Variation is random but selection depends on the conditions - from both the external environment and competition from fellow organisms.
Think of a sieve. Suppose you have a mixture of dry sand with dried peas and you want to eat the peas without sand. You can pick out the individual peas, which is slow and effortful. Or you can dump the whole lot into a colander and shake it. The motions of the peas and sand grains are effectively random. You can't predict which sand grain will strike the sieve where or whether it will strike a hole or a solid part. But after a minute, the sand has fallen through and the peas remain.
The motions of the peas and sand are random variation; the colander is the environment.
I do this to separate bite-sized bits from chaff when I get to the bottom of a box of cereal.
Evolution is biased at genes replication routes, at their alternative-splicing-steps junctions
A. A reply to one of my posts:
"Dov, you write: Life's evolution is not random.
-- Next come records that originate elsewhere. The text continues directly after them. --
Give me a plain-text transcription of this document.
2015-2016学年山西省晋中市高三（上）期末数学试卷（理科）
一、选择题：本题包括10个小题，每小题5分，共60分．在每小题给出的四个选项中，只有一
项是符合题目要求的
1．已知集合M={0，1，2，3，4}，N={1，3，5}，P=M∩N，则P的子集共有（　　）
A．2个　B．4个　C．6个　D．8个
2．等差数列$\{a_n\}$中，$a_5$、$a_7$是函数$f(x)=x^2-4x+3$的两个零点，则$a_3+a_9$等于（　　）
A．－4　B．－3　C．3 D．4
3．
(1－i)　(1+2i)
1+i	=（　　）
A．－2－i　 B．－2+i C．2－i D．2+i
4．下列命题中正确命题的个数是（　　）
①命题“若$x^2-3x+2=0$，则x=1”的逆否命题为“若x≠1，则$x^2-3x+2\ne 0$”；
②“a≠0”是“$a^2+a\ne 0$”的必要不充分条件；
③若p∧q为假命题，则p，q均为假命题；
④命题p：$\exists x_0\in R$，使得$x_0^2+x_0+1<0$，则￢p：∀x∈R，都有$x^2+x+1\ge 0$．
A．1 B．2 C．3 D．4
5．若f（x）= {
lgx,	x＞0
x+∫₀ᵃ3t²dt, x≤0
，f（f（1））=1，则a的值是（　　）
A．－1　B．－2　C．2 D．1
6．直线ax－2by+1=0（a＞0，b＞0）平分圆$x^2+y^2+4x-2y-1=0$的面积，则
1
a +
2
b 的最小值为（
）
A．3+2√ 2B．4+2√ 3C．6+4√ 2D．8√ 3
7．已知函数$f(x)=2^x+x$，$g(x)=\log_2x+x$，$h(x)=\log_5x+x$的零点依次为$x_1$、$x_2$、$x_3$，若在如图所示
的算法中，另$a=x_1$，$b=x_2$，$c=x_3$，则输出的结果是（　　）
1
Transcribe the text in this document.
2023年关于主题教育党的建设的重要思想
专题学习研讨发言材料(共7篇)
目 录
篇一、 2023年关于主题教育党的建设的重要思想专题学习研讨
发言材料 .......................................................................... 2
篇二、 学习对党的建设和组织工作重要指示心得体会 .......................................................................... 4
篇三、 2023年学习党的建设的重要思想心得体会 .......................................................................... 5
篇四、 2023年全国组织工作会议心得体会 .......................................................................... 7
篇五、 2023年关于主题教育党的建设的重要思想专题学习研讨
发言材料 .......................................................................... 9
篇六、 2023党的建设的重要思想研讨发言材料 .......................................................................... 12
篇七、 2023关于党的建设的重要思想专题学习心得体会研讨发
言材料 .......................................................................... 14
It is biased, driven by culture.
Be sure you understand that Darwin did not say that evolution is random. He said that evolution is not random. It is driven by natural selection."
B. I never wrote anything that Darwin said. Here, again, is what I say and wrote:
Culture is the universal driver of genetic evolution
The major course of natural selection is not via random mutations followed by survival, but via interdependent, interactive and interenhencing selection of biased genes replication routes at their alternative-splicing-steps junctions, effected by the cultural feedback of the third stratum multicells organism or monocells community to their second and prime strata genome-genes organisms."